I feel like my panic grows as my career grows. The more success I find, the more nervous I get about next steps. Possibly because it means those next steps are a possible reality now. I try to push through by telling myself that feeling means I’m doing something right.
Good point, Shannon. I never thought of it that way. I suppose our stakes also get higher the more successful we are, as well.
Just think of those authors you love & what you’d have missed out on if they hadn’t been brave enough to submit. That’s you for your readers – be brave! (And good luck! 🙂 )
Thanks, Angela. That’s a very good thing to keep in mind. And when it comes to my published work, I can honestly say the best is yet to come. 🙂
The only thing I’ve found to work is to do the stuff she says you can’t anyway.
Because what really makes her loud is when you listen. (She’s kind of like tinnitus in that way.)
Oooh…good point.

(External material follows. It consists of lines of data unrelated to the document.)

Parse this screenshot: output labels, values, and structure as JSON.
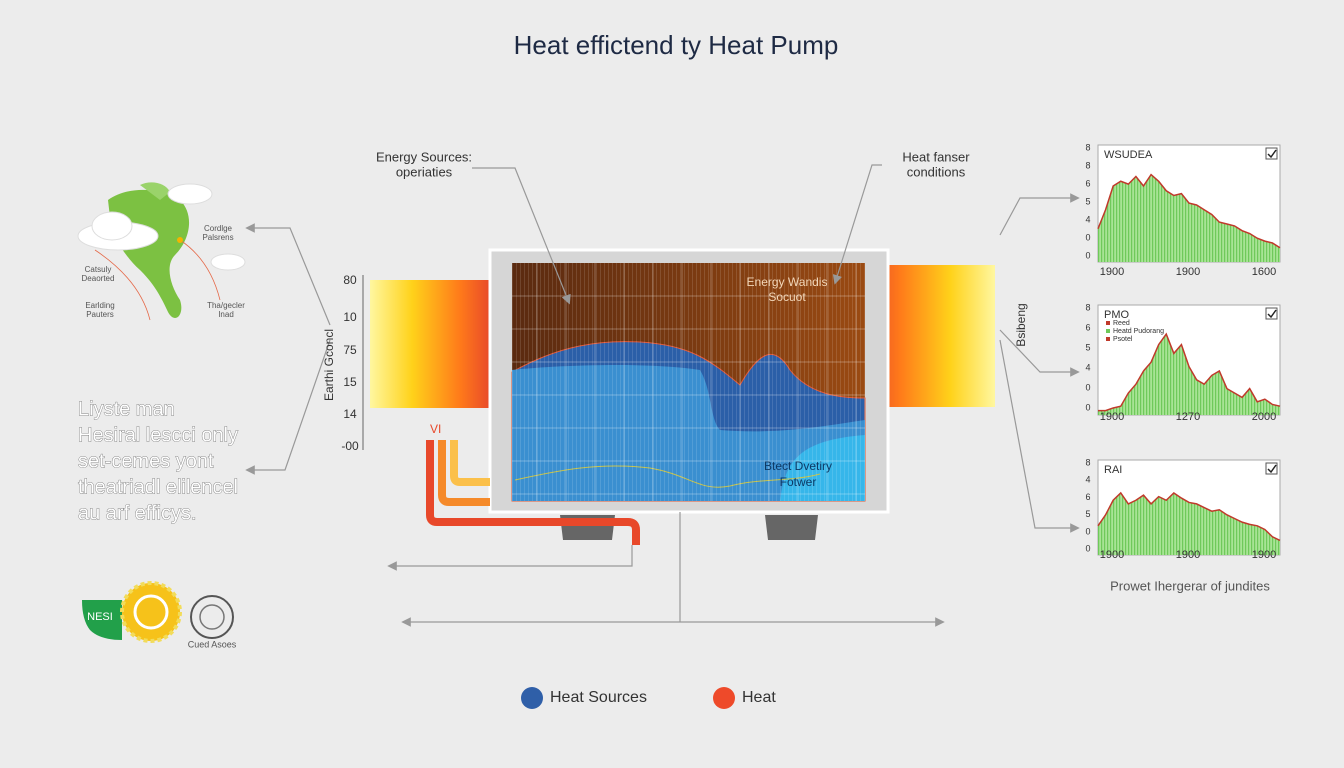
{
  "title": "Heat effictend ty Heat Pump",
  "annotations": {
    "energy_sources": [
      "Energy Sources:",
      "operiaties"
    ],
    "heat_transfer": [
      "Heat fanser",
      "conditions"
    ]
  },
  "map_labels": [
    [
      "Cordlge",
      "Palsrens"
    ],
    [
      "Catsuly",
      "Deaorted"
    ],
    [
      "Earlding",
      "Pauters"
    ],
    [
      "Tha/gecler",
      "Inad"
    ]
  ],
  "side_text": [
    "Liyste man",
    "Hesiral lescci only",
    "set-cemes yont",
    "theatriadl elilencel",
    "au arf efficys."
  ],
  "panel": {
    "y_axis_title": "Earthi Gconcl",
    "y_labels": [
      "80",
      "10",
      "75",
      "15",
      "14",
      "-00"
    ],
    "top_label": [
      "Energy Wandis",
      "Socuot"
    ],
    "bottom_label": [
      "Btect Dvetiry",
      "Fotwer"
    ],
    "pipe_label": "VI"
  },
  "side_label": "Bsibeng",
  "mini_charts": [
    {
      "title": "WSUDEA",
      "y_labels": [
        "8",
        "8",
        "6",
        "5",
        "4",
        "0",
        "0"
      ],
      "x_labels": [
        "1900",
        "1900",
        "1600"
      ]
    },
    {
      "title": "PMO",
      "legend": [
        "Reed",
        "Heatd Pudorang",
        "Psotel"
      ],
      "y_labels": [
        "8",
        "6",
        "5",
        "4",
        "0",
        "0"
      ],
      "x_labels": [
        "1900",
        "1270",
        "2000"
      ]
    },
    {
      "title": "RAI",
      "y_labels": [
        "8",
        "4",
        "6",
        "5",
        "0",
        "0"
      ],
      "x_labels": [
        "1900",
        "1900",
        "1900"
      ]
    }
  ],
  "mini_caption": "Prowet Ihergerar of jundites",
  "logos": {
    "badge": "NESI",
    "caption": "Cued Asoes"
  },
  "legend": [
    "Heat Sources",
    "Heat"
  ]
}
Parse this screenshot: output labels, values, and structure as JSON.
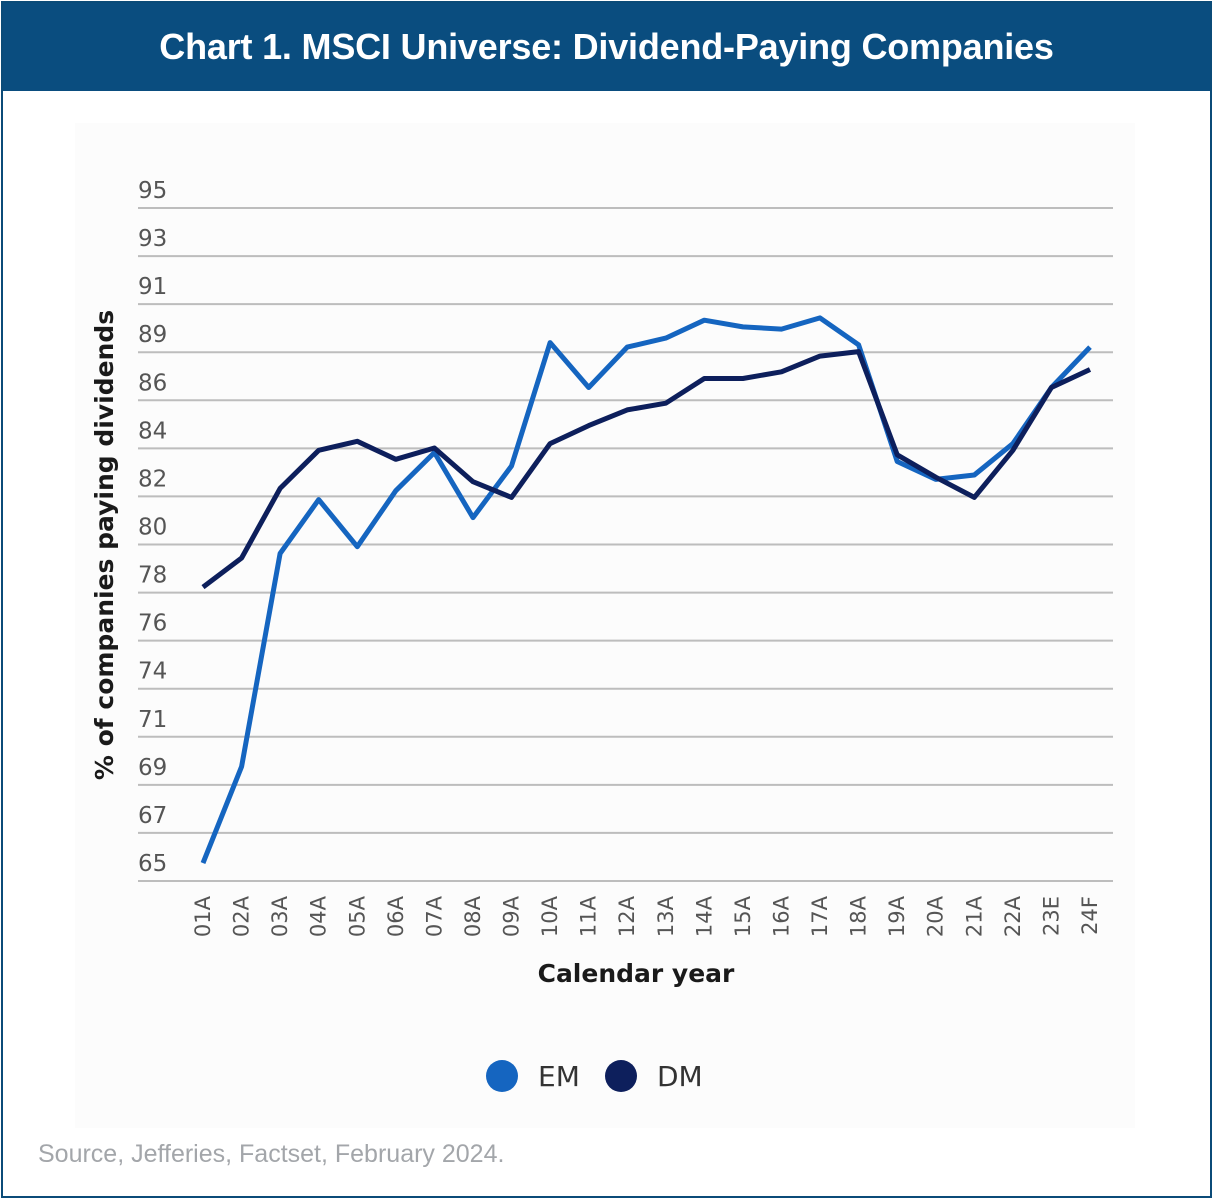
{
  "header": {
    "title": "Chart 1. MSCI Universe: Dividend-Paying Companies"
  },
  "footer": {
    "source": "Source, Jefferies, Factset, February 2024."
  },
  "colors": {
    "header_bg": "#0a4d7f",
    "em": "#1565c0",
    "dm": "#0d1f5c",
    "grid": "#bdbdbd"
  },
  "chart_data": {
    "type": "line",
    "title": "Chart 1. MSCI Universe: Dividend-Paying Companies",
    "xlabel": "Calendar year",
    "ylabel": "% of companies paying dividends",
    "ylim": [
      65,
      95
    ],
    "yticks": [
      "95",
      "93",
      "91",
      "89",
      "86",
      "84",
      "82",
      "80",
      "78",
      "76",
      "74",
      "71",
      "69",
      "67",
      "65"
    ],
    "grid": true,
    "legend_position": "bottom-center",
    "categories": [
      "01A",
      "02A",
      "03A",
      "04A",
      "05A",
      "06A",
      "07A",
      "08A",
      "09A",
      "10A",
      "11A",
      "12A",
      "13A",
      "14A",
      "15A",
      "16A",
      "17A",
      "18A",
      "19A",
      "20A",
      "21A",
      "22A",
      "23E",
      "24F"
    ],
    "series": [
      {
        "name": "EM",
        "color": "#1565c0",
        "values": [
          65.8,
          70.1,
          79.6,
          82.0,
          79.9,
          82.4,
          84.1,
          81.2,
          83.5,
          89.0,
          87.0,
          88.8,
          89.2,
          90.0,
          89.7,
          89.6,
          90.1,
          88.9,
          83.7,
          82.9,
          83.1,
          84.5,
          87.0,
          88.8
        ]
      },
      {
        "name": "DM",
        "color": "#0d1f5c",
        "values": [
          78.1,
          79.4,
          82.5,
          84.2,
          84.6,
          83.8,
          84.3,
          82.8,
          82.1,
          84.5,
          85.3,
          86.0,
          86.3,
          87.4,
          87.4,
          87.7,
          88.4,
          88.6,
          84.0,
          83.0,
          82.1,
          84.2,
          87.0,
          87.8
        ]
      }
    ]
  }
}
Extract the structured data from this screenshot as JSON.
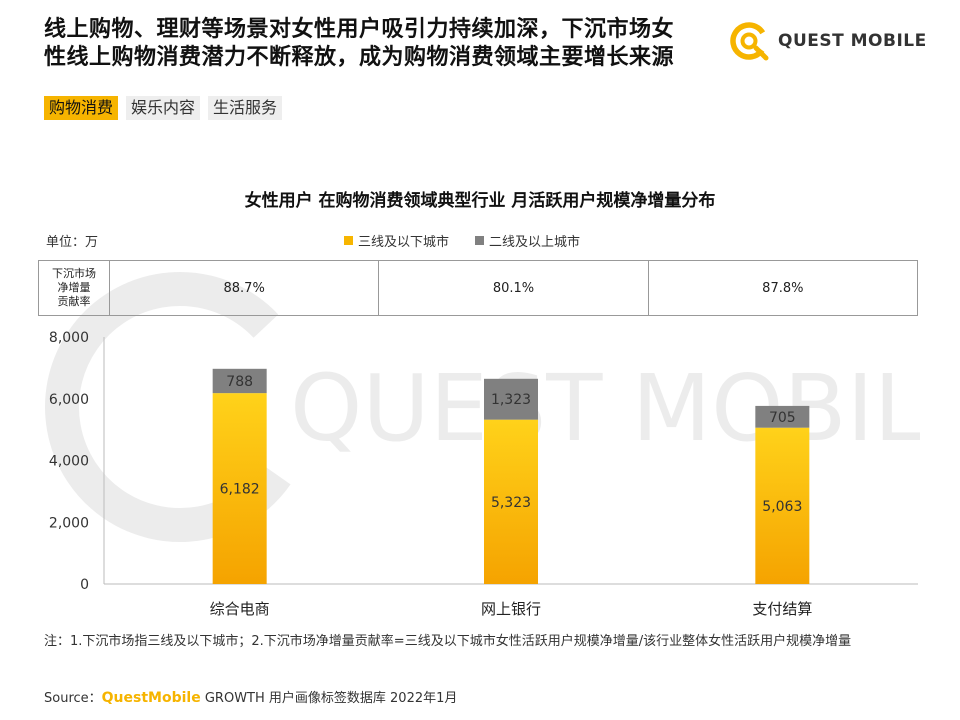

I have to stop listening!
I’m constantly arguing with my anti-muse; I’d be a little worried if I wasn’t. It would mean I’ve given up. I push forward because I want to share my stories and hope that someone else will connect with them.
I hope you never give up, Toi! What a loss that would be.
Like Alex wrote: 2 books at once would make my brain melt!
Ha! Says the guy who’s written a kazillion books.
The voice of doubt. Yes. I try to ignore that as much as possible. Truthfully, I know what to expect from a release now, so it doesn’t bother me as much, but I hear you. I suppose what has diminished some of that for me is a large bank of beta readers who really do help refine the work before it ever sees the light of day. And I actually write for my audience, not for myself. We share interests, but yes, if I was writing for me, the writing would be much lazier. =)
Knowing what to expect from a release is huge. I will strive to make each launch bigger and better, because that’s my nature, but it’s important not to set our expectations too high. Sites, yes, but not expectations.
I’ve always liked to do lists. It fills me with a sense of accomplishment whenever I finish something.
I’m a huge list maker too, Gina! Have you ever tried Habitica? It’s a free program that turns your to-do list into a game. Lots of fun, and even more incentive to cross off those tasks.
You have meaningful stories to write. Readers out there deserve to read them. If you keep those two things in mind, you don’t have time to focus on insecurities.
Mark, you’ve made my day. Thank you so much for your kind comment. I will refer to it often.
My to-do list is always 100 plus items long. Completion is not possible. Then again, boredom isn’t possible either.
That’s a good way to look at it, Tamara!